Bardzo często zdarza się tak, że wykonując jakieś ciasto lub deser zużywamy jedynie żółtka, a białka
zostają niewykorzystane. Rozwiązaniem w takiej sytuacji może być szybkie zrobienie bez z białek. Po ostatnim pieczeniu faworków pozostałe białka wykorzystałam właśnie w tym celu.
Do bez potrzebujemy:
- 4 białka
- ok. 250 g cukru pudru
- łyżka soku z cytryny
- łyżeczka soli
Przygotowanie:
Do miski miksera wlewamy jajka, do których wsypujemy sól i dodajemy sok z cytryny. Ubijamy na bardzo sztywną pianę. Kiedy będzie ona już gotowa, zaczynamy porcjami dodawać cukier puder. Z łatwością zobaczymy, że nasza masa na bezy jest już zrobiona, będzie ona bardzo gęsta, lepka i lśniąca. Jeśli trzyma się ona na łyżce i nie spada, możemy być pewni w 100% że masa jest już w porządku.
Masę przekładamy na blaszkę czy to przy pomocy rękawa cukierniczego robiąc rozetki czy też po prostu przekładamy łyżeczką, robiąc okrągłe bezy. Ta kwestia zależy po prostu od naszego gustu.
Pieczenie:
Bezy pieczemy ok. 40 minut w rozgrzanym do 150 st. C piekarniku. Jednak dla pewności pozostawiłam je jeszcze na 15 minut w ciepłym, ale już wyłączonym piekarniku.

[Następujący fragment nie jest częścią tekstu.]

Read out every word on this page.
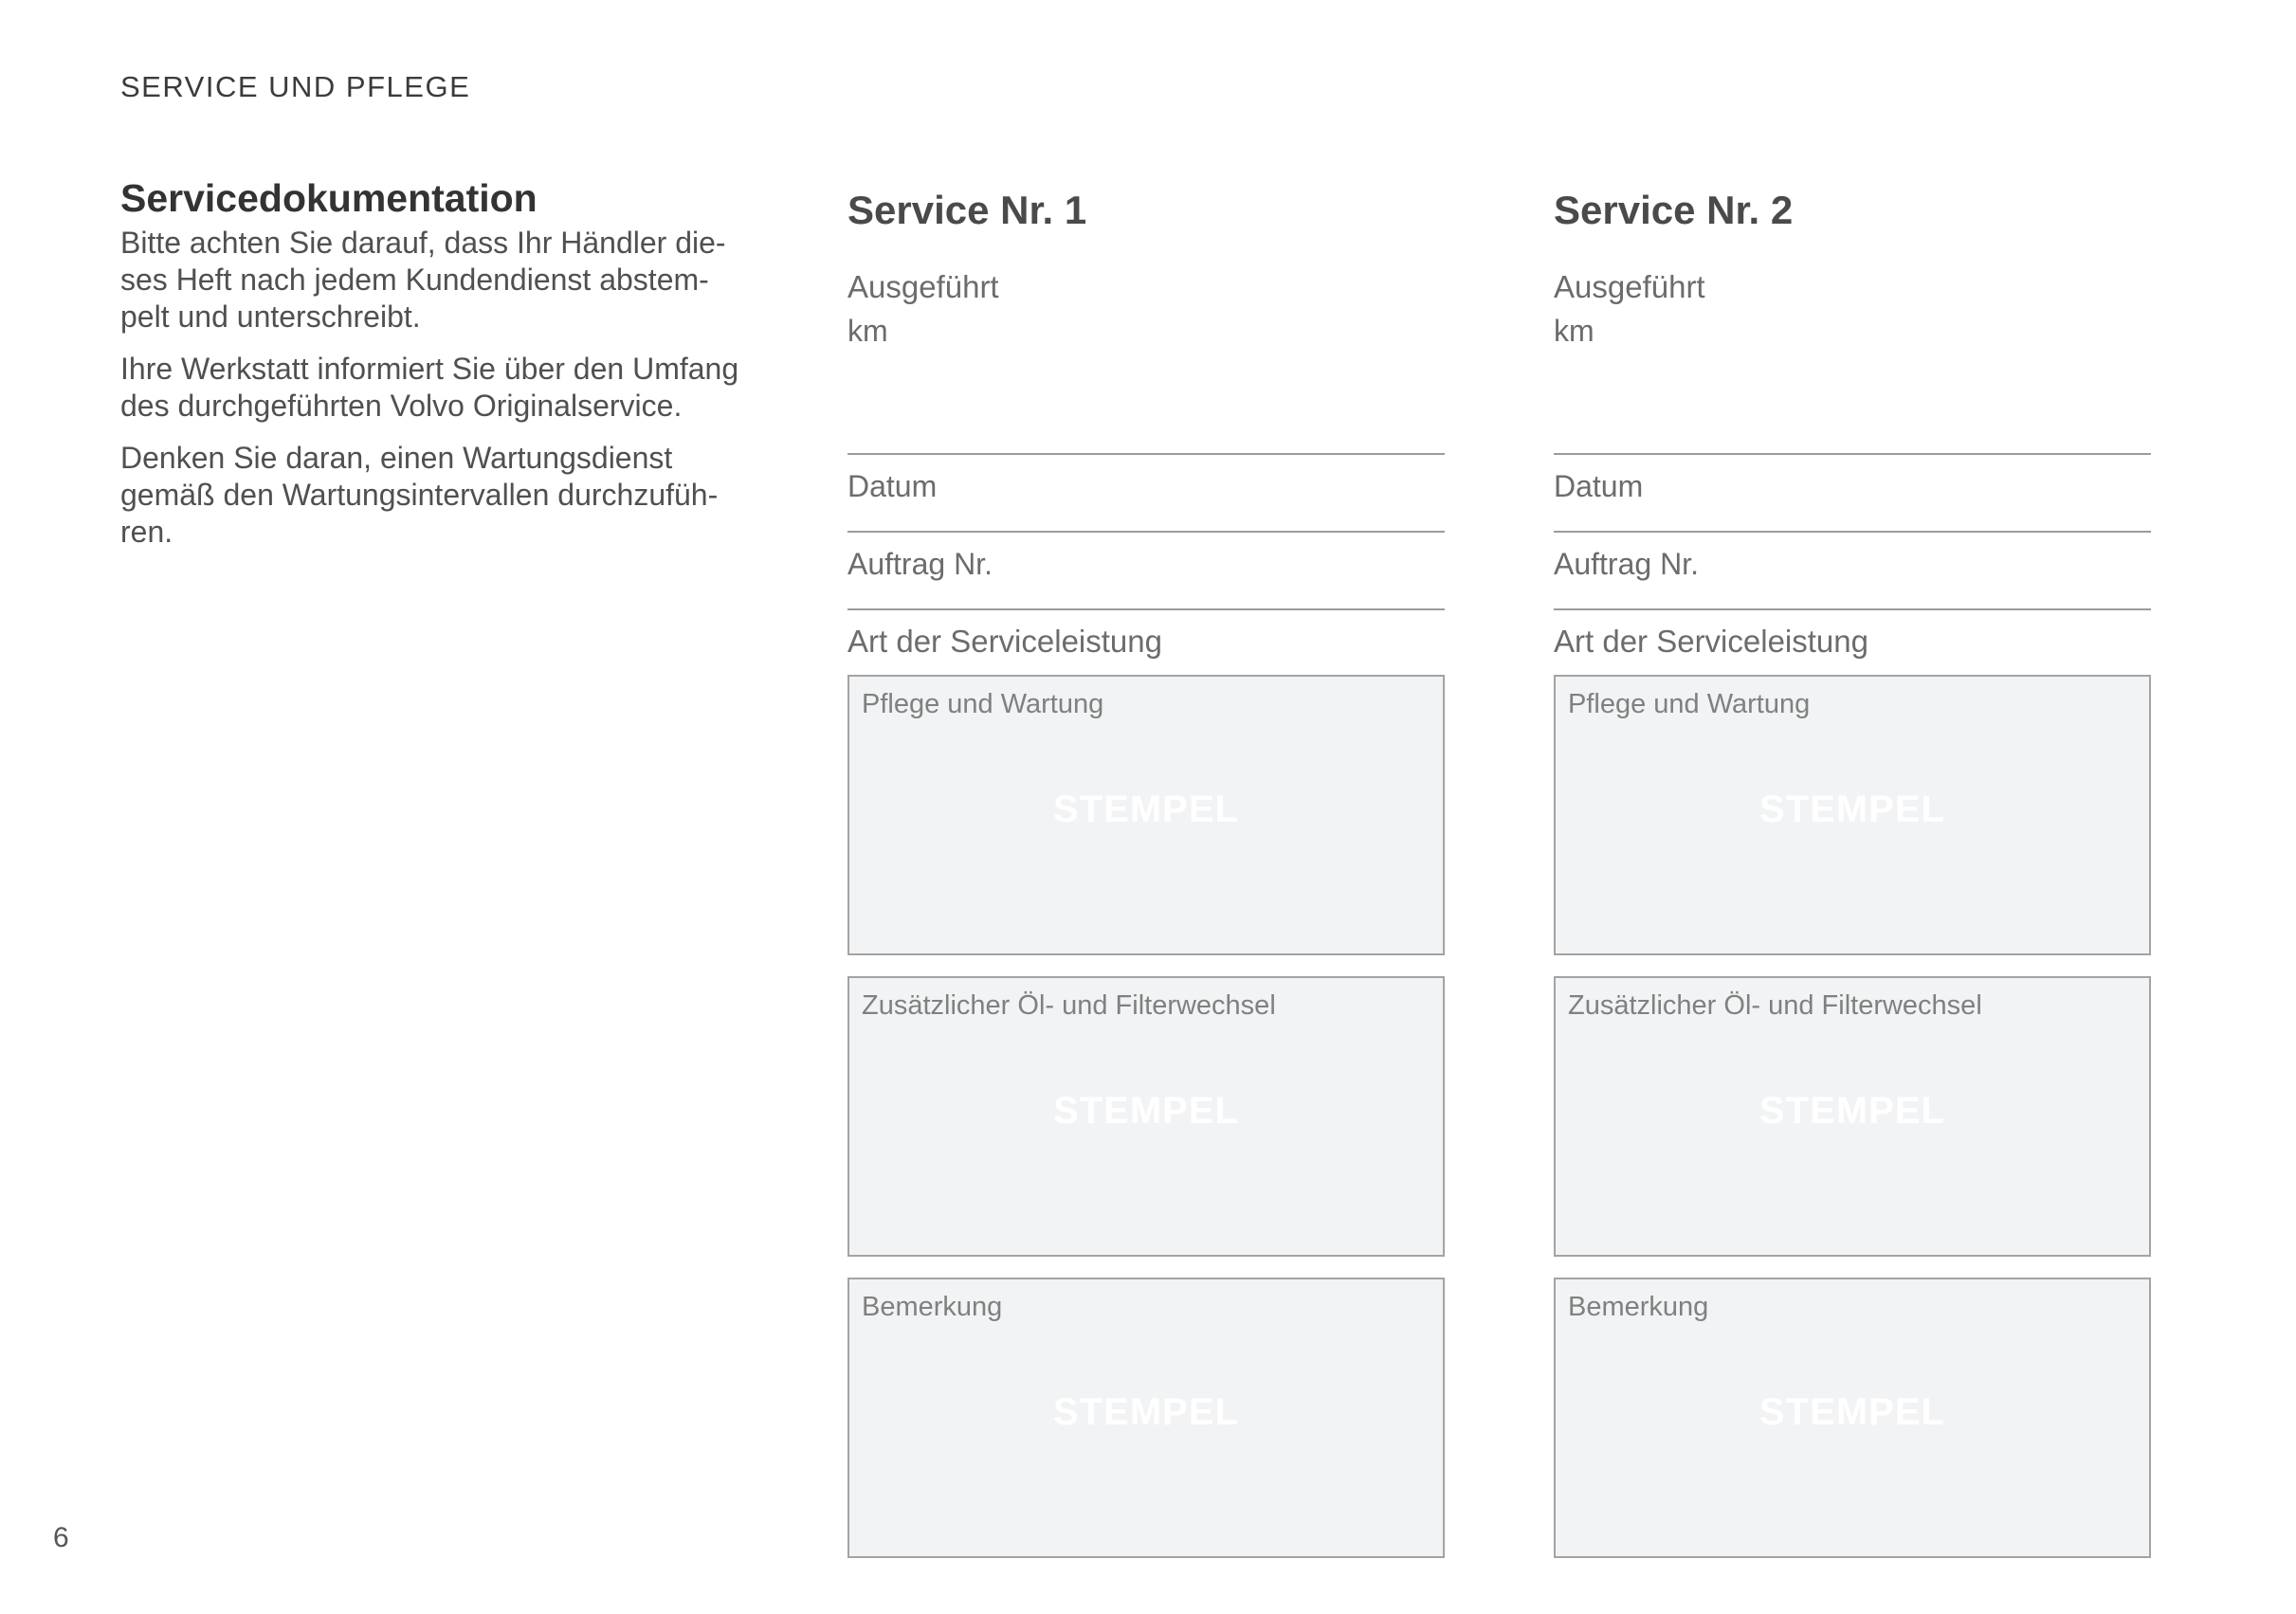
SERVICE UND PFLEGE
Servicedokumentation

Bitte achten Sie darauf, dass Ihr Händler die-
ses Heft nach jedem Kundendienst abstem-
pelt und unterschreibt.

Ihre Werkstatt informiert Sie über den Umfang
des durchgeführten Volvo Originalservice.

Denken Sie daran, einen Wartungsdienst
gemäß den Wartungsintervallen durchzufüh-
ren.

Service Nr. 1
Ausgeführt
km
Datum
Auftrag Nr.
Art der Serviceleistung
Pflege und Wartung
STEMPEL
Zusätzlicher Öl- und Filterwechsel
STEMPEL
Bemerkung
STEMPEL
Service Nr. 2
Ausgeführt
km
Datum
Auftrag Nr.
Art der Serviceleistung
Pflege und Wartung
STEMPEL
Zusätzlicher Öl- und Filterwechsel
STEMPEL
Bemerkung
STEMPEL
6
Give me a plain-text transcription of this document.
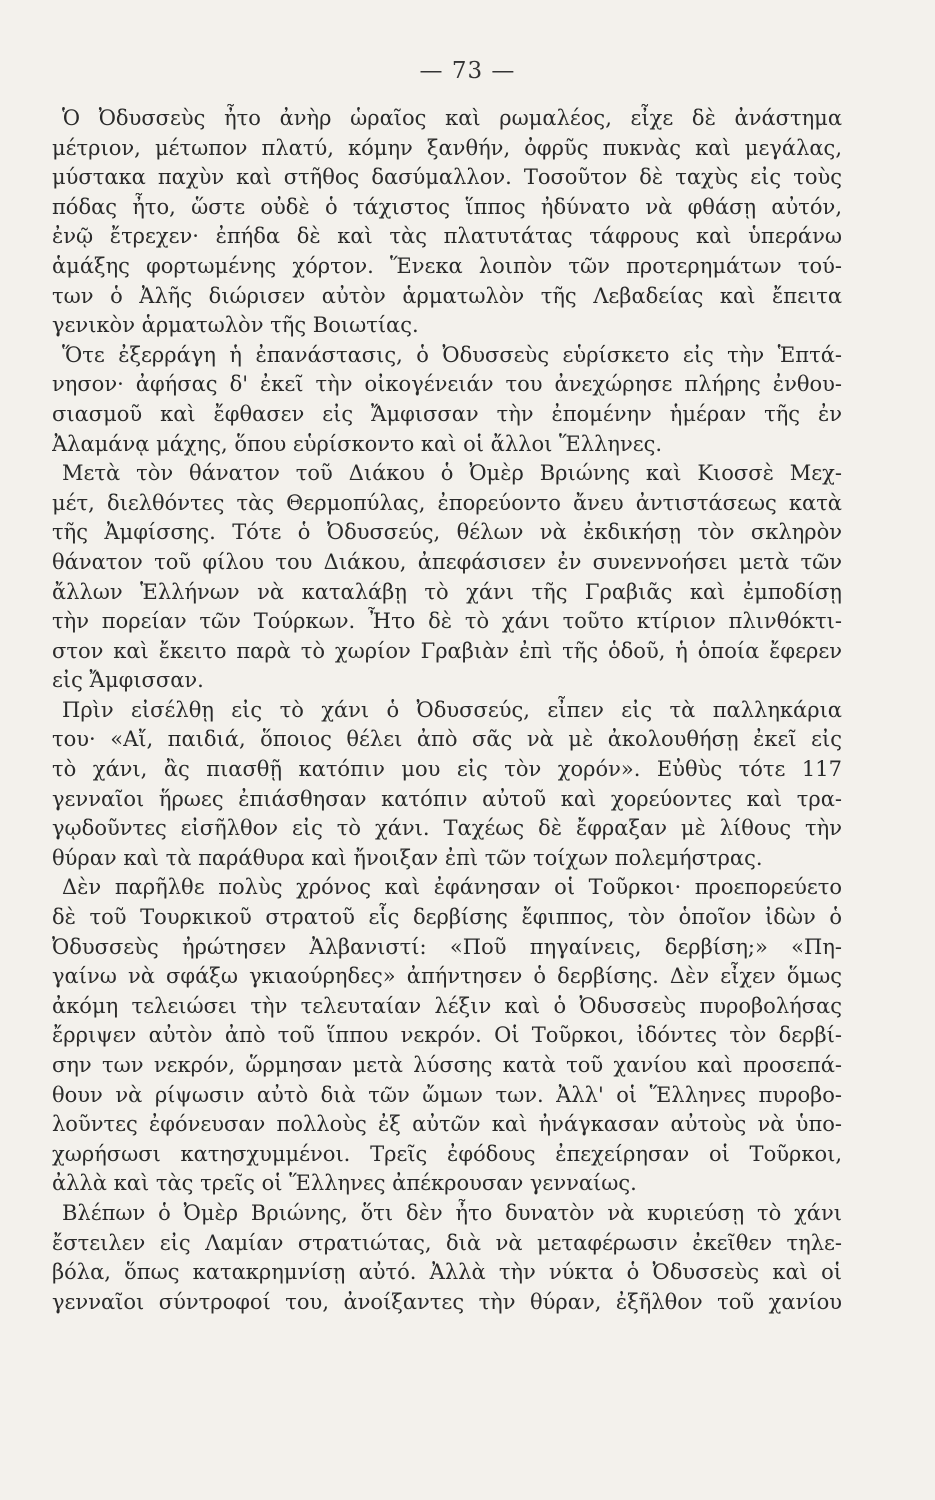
— 73 —
Ὁ Ὀδυσσεὺς ἦτο ἀνὴρ ὡραῖος καὶ ρωμαλέος, εἶχε δὲ ἀνάστημα
μέτριον, μέτωπον πλατύ, κόμην ξανθήν, ὀφρῦς πυκνὰς καὶ μεγάλας,
μύστακα παχὺν καὶ στῆθος δασύμαλλον. Τοσοῦτον δὲ ταχὺς εἰς τοὺς
πόδας ἦτο, ὥστε οὐδὲ ὁ τάχιστος ἵππος ἠδύνατο νὰ φθάσῃ αὐτόν,
ἐνῷ ἔτρεχεν· ἐπήδα δὲ καὶ τὰς πλατυτάτας τάφρους καὶ ὑπεράνω
ἁμάξης φορτωμένης χόρτον. Ἕνεκα λοιπὸν τῶν προτερημάτων τού-
των ὁ Ἀλῆς διώρισεν αὐτὸν ἁρματωλὸν τῆς Λεβαδείας καὶ ἔπειτα
γενικὸν ἁρματωλὸν τῆς Βοιωτίας.
Ὅτε ἐξερράγη ἡ ἐπανάστασις, ὁ Ὀδυσσεὺς εὑρίσκετο εἰς τὴν Ἑπτά-
νησον· ἀφήσας δ' ἐκεῖ τὴν οἰκογένειάν του ἀνεχώρησε πλήρης ἐνθου-
σιασμοῦ καὶ ἔφθασεν εἰς Ἄμφισσαν τὴν ἐπομένην ἡμέραν τῆς ἐν
Ἀλαμάνᾳ μάχης, ὅπου εὑρίσκοντο καὶ οἱ ἄλλοι Ἕλληνες.
Μετὰ τὸν θάνατον τοῦ Διάκου ὁ Ὀμὲρ Βριώνης καὶ Κιοσσὲ Μεχ-
μέτ, διελθόντες τὰς Θερμοπύλας, ἐπορεύοντο ἄνευ ἀντιστάσεως κατὰ
τῆς Ἀμφίσσης. Τότε ὁ Ὀδυσσεύς, θέλων νὰ ἐκδικήσῃ τὸν σκληρὸν
θάνατον τοῦ φίλου του Διάκου, ἀπεφάσισεν ἐν συνεννοήσει μετὰ τῶν
ἄλλων Ἑλλήνων νὰ καταλάβῃ τὸ χάνι τῆς Γραβιᾶς καὶ ἐμποδίσῃ
τὴν πορείαν τῶν Τούρκων. Ἦτο δὲ τὸ χάνι τοῦτο κτίριον πλινθόκτι-
στον καὶ ἔκειτο παρὰ τὸ χωρίον Γραβιὰν ἐπὶ τῆς ὁδοῦ, ἡ ὁποία ἔφερεν
εἰς Ἄμφισσαν.
Πρὶν εἰσέλθῃ εἰς τὸ χάνι ὁ Ὀδυσσεύς, εἶπεν εἰς τὰ παλληκάρια
του· «Αἴ, παιδιά, ὅποιος θέλει ἀπὸ σᾶς νὰ μὲ ἀκολουθήσῃ ἐκεῖ εἰς
τὸ χάνι, ἂς πιασθῇ κατόπιν μου εἰς τὸν χορόν». Εὐθὺς τότε 117
γενναῖοι ἥρωες ἐπιάσθησαν κατόπιν αὐτοῦ καὶ χορεύοντες καὶ τρα-
γῳδοῦντες εἰσῆλθον εἰς τὸ χάνι. Ταχέως δὲ ἔφραξαν μὲ λίθους τὴν
θύραν καὶ τὰ παράθυρα καὶ ἤνοιξαν ἐπὶ τῶν τοίχων πολεμήστρας.
Δὲν παρῆλθε πολὺς χρόνος καὶ ἐφάνησαν οἱ Τοῦρκοι· προεπορεύετο
δὲ τοῦ Τουρκικοῦ στρατοῦ εἷς δερβίσης ἔφιππος, τὸν ὁποῖον ἰδὼν ὁ
Ὀδυσσεὺς ἠρώτησεν Ἀλβανιστί: «Ποῦ πηγαίνεις, δερβίση;» «Πη-
γαίνω νὰ σφάξω γκιαούρηδες» ἀπήντησεν ὁ δερβίσης. Δὲν εἶχεν ὅμως
ἀκόμη τελειώσει τὴν τελευταίαν λέξιν καὶ ὁ Ὀδυσσεὺς πυροβολήσας
ἔρριψεν αὐτὸν ἀπὸ τοῦ ἵππου νεκρόν. Οἱ Τοῦρκοι, ἰδόντες τὸν δερβί-
σην των νεκρόν, ὥρμησαν μετὰ λύσσης κατὰ τοῦ χανίου καὶ προσεπά-
θουν νὰ ρίψωσιν αὐτὸ διὰ τῶν ὤμων των. Ἀλλ' οἱ Ἕλληνες πυροβο-
λοῦντες ἐφόνευσαν πολλοὺς ἐξ αὐτῶν καὶ ἠνάγκασαν αὐτοὺς νὰ ὑπο-
χωρήσωσι κατησχυμμένοι. Τρεῖς ἐφόδους ἐπεχείρησαν οἱ Τοῦρκοι,
ἀλλὰ καὶ τὰς τρεῖς οἱ Ἕλληνες ἀπέκρουσαν γενναίως.
Βλέπων ὁ Ὀμὲρ Βριώνης, ὅτι δὲν ἦτο δυνατὸν νὰ κυριεύσῃ τὸ χάνι
ἔστειλεν εἰς Λαμίαν στρατιώτας, διὰ νὰ μεταφέρωσιν ἐκεῖθεν τηλε-
βόλα, ὅπως κατακρημνίσῃ αὐτό. Ἀλλὰ τὴν νύκτα ὁ Ὀδυσσεὺς καὶ οἱ
γενναῖοι σύντροφοί του, ἀνοίξαντες τὴν θύραν, ἐξῆλθον τοῦ χανίου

Domowe bezy mają do siebie to, że są bardziej kruche w porównaniu do bez kupionych w sklepie czy cukierni. Tak więc nie musimy się martwić, że nam nie wyszły. Pomimo sprawdzonego przepisu mogą one i tak sprawić problem, ale mam nadzieję, że jednak tak się nie stanie.